1) What is can I infer from this graph? Is it normal to have the curves overlap each other?

2) What should I understand from this particular graph?

Edit: As suggested I have started the iteration from training sample of 0 - len(data).

Although the lines still overlap.

– I failed to mention that the data is highly skewed. 80-20 imbalance. So I am guessing the model just predicts everything to be the majority class and that is the reason the scores are high. I am not sure. Any suggestions?

@steffan: The training vector X, I have uploaded :Train Vector X and the respective target vector y at: Train target y as pickle files.

The code I have used is from the scikitlearn example:

def plot_learning_curve(estimator, title, X, y, ylim=None, cv=None,
                        n_jobs=1, train_sizes=np.linspace(.01, 1.0, 5)):

    plt.figure(figsize = (13,9))
    plt.title(title)
    if ylim is not None:
        plt.ylim(*ylim)
    plt.xlabel("Training examples")
    plt.ylabel("Score")
    train_sizes, train_scores, test_scores = learning_curve(
        estimator, X, y, cv=cv, n_jobs=n_jobs, train_sizes=train_sizes)
    train_scores_mean = np.mean(train_scores, axis=1)
    train_scores_std = np.std(train_scores, axis=1)
    test_scores_mean = np.mean(test_scores, axis=1)
    test_scores_std = np.std(test_scores, axis=1)
    plt.grid()

    plt.fill_between(train_sizes, train_scores_mean - train_scores_std,
                     train_scores_mean + train_scores_std, alpha=0.1,
                     color="r")
    plt.fill_between(train_sizes, test_scores_mean - test_scores_std,
                     test_scores_mean + test_scores_std, alpha=0.1, color="g")
    plt.plot(train_sizes, train_scores_mean, 'o-', color="r",
             label="Training score")
    plt.plot(train_sizes, test_scores_mean, 'o-', color="g",
             label="Cross-validation score")

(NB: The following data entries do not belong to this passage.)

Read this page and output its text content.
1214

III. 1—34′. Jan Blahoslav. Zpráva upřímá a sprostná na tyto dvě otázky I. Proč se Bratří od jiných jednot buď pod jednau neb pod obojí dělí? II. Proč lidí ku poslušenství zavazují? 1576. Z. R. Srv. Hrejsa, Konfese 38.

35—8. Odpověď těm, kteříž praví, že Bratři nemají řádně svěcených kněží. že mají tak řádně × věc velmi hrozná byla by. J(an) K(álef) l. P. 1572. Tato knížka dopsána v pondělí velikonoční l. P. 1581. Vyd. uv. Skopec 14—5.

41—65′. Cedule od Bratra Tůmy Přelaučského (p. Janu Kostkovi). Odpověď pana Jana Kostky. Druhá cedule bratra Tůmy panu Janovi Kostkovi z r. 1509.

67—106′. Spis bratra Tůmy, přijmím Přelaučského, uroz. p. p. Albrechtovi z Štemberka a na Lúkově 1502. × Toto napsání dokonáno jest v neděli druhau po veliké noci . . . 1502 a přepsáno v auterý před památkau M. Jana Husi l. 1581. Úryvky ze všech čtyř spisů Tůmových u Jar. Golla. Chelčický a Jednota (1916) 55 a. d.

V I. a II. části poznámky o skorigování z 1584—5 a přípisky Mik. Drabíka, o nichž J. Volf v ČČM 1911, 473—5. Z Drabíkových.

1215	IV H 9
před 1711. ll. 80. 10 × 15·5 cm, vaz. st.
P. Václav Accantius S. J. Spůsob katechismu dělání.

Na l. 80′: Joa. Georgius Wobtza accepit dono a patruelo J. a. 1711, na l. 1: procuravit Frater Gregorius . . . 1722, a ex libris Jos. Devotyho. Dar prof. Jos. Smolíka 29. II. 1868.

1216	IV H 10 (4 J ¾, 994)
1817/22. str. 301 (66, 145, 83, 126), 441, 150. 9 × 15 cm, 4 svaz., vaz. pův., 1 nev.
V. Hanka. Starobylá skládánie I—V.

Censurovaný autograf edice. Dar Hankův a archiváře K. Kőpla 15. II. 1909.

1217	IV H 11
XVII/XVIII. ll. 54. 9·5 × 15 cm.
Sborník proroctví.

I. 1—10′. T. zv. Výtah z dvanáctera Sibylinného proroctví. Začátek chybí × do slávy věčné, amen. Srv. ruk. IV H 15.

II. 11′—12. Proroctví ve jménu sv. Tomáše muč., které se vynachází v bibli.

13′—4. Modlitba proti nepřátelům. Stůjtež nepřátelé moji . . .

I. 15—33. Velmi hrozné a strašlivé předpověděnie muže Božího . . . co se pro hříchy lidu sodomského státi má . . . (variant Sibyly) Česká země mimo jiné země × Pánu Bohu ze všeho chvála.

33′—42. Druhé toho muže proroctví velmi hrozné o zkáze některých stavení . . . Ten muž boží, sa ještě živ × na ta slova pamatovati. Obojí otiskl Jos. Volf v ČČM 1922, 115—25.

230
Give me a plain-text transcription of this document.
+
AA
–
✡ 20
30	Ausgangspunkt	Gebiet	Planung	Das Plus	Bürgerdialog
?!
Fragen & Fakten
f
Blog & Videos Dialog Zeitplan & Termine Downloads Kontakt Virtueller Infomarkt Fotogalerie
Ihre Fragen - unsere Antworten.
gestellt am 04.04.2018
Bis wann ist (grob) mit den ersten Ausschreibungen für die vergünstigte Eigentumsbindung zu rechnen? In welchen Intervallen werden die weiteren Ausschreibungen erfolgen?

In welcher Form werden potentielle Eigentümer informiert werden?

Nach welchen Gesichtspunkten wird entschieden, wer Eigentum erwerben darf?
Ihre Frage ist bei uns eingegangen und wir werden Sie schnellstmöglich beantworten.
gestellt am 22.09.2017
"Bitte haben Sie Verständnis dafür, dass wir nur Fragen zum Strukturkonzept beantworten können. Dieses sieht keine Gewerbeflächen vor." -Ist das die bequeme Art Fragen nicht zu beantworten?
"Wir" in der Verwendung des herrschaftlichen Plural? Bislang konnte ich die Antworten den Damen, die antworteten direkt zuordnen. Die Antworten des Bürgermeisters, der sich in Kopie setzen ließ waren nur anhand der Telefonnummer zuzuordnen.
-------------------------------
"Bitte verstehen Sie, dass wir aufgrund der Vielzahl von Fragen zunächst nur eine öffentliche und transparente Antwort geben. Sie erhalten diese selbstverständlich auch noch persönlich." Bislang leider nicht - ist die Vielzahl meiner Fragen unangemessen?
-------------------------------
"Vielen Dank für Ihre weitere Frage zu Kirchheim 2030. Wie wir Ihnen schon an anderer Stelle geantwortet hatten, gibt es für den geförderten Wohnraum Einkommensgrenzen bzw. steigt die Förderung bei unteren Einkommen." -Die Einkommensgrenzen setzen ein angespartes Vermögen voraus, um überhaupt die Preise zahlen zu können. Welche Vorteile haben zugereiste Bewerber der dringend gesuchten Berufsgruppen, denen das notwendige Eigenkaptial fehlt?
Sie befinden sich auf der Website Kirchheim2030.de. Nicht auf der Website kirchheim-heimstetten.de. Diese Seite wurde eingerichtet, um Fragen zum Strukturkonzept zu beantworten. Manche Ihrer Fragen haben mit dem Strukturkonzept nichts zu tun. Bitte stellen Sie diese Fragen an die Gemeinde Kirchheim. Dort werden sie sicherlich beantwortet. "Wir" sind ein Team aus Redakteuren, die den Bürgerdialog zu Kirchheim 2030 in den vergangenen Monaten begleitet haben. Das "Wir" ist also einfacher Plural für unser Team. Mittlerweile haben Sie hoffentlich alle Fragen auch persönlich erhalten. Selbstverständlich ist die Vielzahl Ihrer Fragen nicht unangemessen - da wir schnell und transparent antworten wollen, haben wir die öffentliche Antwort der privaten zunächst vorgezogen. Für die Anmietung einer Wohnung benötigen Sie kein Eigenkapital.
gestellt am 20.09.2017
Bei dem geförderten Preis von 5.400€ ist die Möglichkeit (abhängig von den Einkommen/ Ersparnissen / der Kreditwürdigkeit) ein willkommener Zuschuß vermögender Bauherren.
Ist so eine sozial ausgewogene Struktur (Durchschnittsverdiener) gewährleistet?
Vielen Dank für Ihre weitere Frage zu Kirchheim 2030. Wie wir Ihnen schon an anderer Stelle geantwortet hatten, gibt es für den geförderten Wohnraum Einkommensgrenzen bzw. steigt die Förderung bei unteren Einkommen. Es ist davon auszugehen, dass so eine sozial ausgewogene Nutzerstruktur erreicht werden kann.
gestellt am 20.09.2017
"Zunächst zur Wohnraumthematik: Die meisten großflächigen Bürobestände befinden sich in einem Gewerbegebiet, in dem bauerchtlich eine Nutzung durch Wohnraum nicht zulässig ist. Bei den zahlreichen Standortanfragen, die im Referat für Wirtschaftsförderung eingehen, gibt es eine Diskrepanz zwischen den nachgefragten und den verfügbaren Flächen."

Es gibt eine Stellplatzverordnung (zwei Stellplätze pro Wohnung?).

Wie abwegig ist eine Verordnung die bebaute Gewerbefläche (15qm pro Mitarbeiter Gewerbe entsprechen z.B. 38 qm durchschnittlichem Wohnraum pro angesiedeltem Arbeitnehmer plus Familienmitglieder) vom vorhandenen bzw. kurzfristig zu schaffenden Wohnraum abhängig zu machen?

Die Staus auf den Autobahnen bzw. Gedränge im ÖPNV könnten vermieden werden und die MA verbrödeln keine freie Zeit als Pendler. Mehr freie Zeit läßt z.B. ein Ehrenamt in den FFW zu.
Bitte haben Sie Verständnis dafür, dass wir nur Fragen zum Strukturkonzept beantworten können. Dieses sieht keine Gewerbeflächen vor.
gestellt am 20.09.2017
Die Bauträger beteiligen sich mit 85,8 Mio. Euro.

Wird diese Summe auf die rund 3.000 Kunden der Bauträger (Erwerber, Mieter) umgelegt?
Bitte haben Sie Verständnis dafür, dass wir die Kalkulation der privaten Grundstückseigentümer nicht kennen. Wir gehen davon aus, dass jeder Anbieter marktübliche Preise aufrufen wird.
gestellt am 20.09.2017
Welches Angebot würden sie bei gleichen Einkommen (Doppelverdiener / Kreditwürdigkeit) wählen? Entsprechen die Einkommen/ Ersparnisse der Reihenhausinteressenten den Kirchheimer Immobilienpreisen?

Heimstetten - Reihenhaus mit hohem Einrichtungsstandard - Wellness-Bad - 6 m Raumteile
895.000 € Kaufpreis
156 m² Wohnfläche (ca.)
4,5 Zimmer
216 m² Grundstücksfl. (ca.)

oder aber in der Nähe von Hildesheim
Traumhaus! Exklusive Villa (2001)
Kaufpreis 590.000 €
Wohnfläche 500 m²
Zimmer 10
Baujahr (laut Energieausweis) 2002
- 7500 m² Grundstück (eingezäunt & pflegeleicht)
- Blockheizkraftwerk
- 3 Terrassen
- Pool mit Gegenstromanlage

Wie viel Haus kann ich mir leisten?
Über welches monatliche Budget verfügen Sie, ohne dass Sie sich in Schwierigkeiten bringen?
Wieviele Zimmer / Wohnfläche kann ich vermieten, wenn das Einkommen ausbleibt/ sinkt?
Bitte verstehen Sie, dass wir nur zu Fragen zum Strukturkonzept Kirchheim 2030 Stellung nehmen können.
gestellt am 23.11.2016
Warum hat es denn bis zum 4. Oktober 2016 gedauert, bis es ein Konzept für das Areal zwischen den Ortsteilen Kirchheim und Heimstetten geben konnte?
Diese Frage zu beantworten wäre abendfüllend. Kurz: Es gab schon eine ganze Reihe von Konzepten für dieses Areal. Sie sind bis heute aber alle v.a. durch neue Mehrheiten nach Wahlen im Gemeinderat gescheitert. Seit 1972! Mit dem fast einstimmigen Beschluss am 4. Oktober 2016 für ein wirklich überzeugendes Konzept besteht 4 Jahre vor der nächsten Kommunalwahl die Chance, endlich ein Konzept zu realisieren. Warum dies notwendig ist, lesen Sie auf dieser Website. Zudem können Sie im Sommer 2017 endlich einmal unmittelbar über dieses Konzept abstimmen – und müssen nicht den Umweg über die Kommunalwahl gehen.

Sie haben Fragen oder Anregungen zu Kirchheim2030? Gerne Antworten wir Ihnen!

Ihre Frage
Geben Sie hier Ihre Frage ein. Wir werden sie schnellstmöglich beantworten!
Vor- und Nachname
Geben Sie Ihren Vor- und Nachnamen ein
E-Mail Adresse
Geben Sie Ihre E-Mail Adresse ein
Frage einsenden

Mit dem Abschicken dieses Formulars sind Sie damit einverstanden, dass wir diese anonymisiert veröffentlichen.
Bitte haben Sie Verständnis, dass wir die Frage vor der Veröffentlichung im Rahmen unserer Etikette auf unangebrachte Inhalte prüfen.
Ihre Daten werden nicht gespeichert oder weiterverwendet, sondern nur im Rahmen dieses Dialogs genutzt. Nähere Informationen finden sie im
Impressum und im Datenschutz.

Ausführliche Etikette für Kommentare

    plt.legend(loc="best")
    return plt

title = "Learning Curves (SVM, RBF kernel, $\gamma=0.001$)"
# SVC is more expensive so we do a lower number of CV iterations:
cv = ShuffleSplit(n_splits=10, test_size=0.2, random_state=0)
estimator = SVC(kernel = 'rbf', C=10000, gamma=0.001, class_weight='balanced')
plot_learning_curve(estimator, title, X, y, (0.7, 1.01), cv=cv, n_jobs=4)
# X and y are the training vector and the target
plt.show()

The code is from here: SciKitlearn Example

I am not sure what score they are using in that code, I am sorry for my limited understanding here.

Best Answer

It is no surprise that the learning curve highly depends on the capabilities of the learner and on the structure of the data set and prediction power of its features.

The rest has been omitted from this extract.